While that was possible in Gemini 2.5, it’s gotten better in the latest version as a result of the two modalities improving in tandem. “They’re not only better individually, but they’re better together,” Woodward said.
Another example is Generative Interfaces, a new feature Google unveiled Tuesday. A user might ask for a visual aid to help learn about a complex subject, like cellular biology. Rather than spit out text or still images, Gemini 3 is capable of coding an app in the background and then presenting it as an interactive experience with animations. “You can imagine that permeating a lot of different tools over time,” Woodward said.
Reed’s view
Gemini 3 is an impressive model, judging by the benchmarks, but that’s not surprising. The DeepMind team, combined with Google’s infrastructure, will keep Google at the forefront, if not in the lead, in raw capability. But most of Google’s billions of users probably aren’t aware the benchmarks exist. They notice the products.

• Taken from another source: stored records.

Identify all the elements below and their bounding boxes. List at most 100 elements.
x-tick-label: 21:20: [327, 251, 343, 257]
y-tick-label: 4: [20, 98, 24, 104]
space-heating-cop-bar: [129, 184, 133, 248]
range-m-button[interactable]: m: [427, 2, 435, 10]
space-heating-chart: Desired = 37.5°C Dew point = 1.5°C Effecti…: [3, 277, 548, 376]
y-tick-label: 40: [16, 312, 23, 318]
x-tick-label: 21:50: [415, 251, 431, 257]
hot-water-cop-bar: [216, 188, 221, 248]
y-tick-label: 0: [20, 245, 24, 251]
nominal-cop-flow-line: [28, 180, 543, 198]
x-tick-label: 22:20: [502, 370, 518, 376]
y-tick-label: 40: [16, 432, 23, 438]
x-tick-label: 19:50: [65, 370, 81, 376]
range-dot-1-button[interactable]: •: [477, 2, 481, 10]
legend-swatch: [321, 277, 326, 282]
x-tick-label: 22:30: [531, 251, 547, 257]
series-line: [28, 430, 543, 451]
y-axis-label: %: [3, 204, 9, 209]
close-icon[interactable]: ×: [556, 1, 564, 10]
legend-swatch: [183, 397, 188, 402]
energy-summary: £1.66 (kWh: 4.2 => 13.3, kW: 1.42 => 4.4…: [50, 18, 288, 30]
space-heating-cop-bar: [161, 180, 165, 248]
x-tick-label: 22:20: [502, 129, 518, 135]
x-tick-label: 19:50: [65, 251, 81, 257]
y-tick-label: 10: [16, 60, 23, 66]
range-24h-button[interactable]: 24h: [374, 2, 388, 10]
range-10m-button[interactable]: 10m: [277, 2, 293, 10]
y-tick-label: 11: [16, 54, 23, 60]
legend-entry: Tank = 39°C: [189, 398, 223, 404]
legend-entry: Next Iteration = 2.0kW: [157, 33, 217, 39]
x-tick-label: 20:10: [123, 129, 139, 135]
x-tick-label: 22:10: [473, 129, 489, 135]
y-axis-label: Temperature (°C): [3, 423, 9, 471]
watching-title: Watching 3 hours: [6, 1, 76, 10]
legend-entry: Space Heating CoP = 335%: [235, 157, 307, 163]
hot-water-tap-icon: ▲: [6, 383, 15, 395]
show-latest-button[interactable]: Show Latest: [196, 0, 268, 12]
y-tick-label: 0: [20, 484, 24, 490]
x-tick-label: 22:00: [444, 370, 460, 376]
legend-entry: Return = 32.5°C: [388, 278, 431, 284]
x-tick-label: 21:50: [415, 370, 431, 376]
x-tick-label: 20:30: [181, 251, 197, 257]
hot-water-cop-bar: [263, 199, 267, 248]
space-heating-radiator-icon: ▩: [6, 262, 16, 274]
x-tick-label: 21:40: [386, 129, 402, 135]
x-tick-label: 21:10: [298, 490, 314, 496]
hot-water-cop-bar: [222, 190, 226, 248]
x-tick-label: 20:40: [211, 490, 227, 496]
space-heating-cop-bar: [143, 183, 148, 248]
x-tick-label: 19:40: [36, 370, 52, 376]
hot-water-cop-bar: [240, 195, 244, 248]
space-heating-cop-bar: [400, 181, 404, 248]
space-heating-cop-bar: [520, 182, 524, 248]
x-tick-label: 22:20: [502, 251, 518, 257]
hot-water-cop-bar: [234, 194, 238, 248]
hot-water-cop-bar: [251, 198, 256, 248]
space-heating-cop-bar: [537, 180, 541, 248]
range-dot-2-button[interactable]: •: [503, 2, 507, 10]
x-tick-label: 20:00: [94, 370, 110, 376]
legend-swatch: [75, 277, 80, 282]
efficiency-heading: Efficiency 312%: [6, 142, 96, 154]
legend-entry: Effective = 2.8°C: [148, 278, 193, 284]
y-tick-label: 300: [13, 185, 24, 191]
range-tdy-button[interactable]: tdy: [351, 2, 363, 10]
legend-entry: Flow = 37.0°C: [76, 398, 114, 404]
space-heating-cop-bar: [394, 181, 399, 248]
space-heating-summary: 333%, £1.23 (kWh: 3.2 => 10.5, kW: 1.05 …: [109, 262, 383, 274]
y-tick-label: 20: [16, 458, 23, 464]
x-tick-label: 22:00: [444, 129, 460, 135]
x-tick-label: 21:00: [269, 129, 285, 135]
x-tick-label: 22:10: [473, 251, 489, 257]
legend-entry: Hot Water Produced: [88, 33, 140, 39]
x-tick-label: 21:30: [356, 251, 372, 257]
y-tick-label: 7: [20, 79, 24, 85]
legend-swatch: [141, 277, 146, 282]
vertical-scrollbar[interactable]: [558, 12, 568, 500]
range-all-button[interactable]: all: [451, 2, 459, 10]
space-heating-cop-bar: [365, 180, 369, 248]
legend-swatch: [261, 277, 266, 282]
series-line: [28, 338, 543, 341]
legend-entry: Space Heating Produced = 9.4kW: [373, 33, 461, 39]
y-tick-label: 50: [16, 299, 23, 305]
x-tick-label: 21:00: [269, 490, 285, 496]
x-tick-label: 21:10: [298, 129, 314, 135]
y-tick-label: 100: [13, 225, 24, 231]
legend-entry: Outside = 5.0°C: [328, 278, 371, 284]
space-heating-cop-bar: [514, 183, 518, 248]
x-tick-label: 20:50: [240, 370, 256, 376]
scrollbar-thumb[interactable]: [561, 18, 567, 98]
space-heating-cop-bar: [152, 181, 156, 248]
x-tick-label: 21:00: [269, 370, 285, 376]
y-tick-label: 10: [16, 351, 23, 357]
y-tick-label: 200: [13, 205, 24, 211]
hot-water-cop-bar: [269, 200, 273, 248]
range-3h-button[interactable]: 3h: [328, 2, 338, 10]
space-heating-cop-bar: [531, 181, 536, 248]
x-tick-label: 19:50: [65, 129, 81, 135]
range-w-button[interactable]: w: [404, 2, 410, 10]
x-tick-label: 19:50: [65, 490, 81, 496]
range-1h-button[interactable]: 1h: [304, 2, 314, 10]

Google’s biggest challenge — the one it’s been tackling now for a few years — is turning AI capability into products as transformative and essential as YouTube, Google Maps, Gmail, and, of course, search itself.
The Gemini 3 launch seems to show the breadth of possibilities. The product announcements span enterprise and consumer, productivity and entertainment. It’s a reminder that Google is gargantuan. That is one of its weaknesses. Size moves slowly. But if the company can execute on AI product development across its vast empire, size can also be an advantage.
Generative interfaces, for instance, may be what “search” looks like in the future. While OpenAI and Perplexity have changed search from a bunch of blue links to a coherent answer, that probably isn’t where this ends. Most people are visual learners, so it makes sense they would prefer an interactive, visual app instead of a paragraph of text.
Right now, there isn’t enough compute power to offer this kind of response for free to billions of users. But that part is what Google is really good at — finding ways to build infrastructure as efficiently as possible — or in space, if needed.
Google has a daunting challenge ahead, one that requires a lot of building in every corner of the empire. You can tell that the employees who have remained at the company are having a little bit more fun, even if they’re working more hours.
With each product launch, you catch a glimpse of the progress.
Room for Disagreement
Reuters reported recently that DeepMind’s Hassabis has been focused on the company’s scientific endeavors at the expense of its business.
Some investors question why Alphabet hasn’t emerged as the undisputed AI leader given its inherent strengths. “It’s the classic team with all the talent that doesn’t win the national championship,” said Gene Munster, managing partner at Deepwater Asset Management. The Minneapolis investment firm this year sold around $14 million of Alphabet stock, concerned about its prospects, despite recent strides, in the fast-changing AI marketplace, Munster said.
Notable
Google has quite a bit of catching up to do with other AI companies, especially OpenAI, but the search giant’s bets on cloud, chips, and research may be starting to pay off, Business Insider argues. “If Gemini 3 is a smash hit, Google just has to not fumble it. No pressure,” tech correspondent Hugh Langley writes.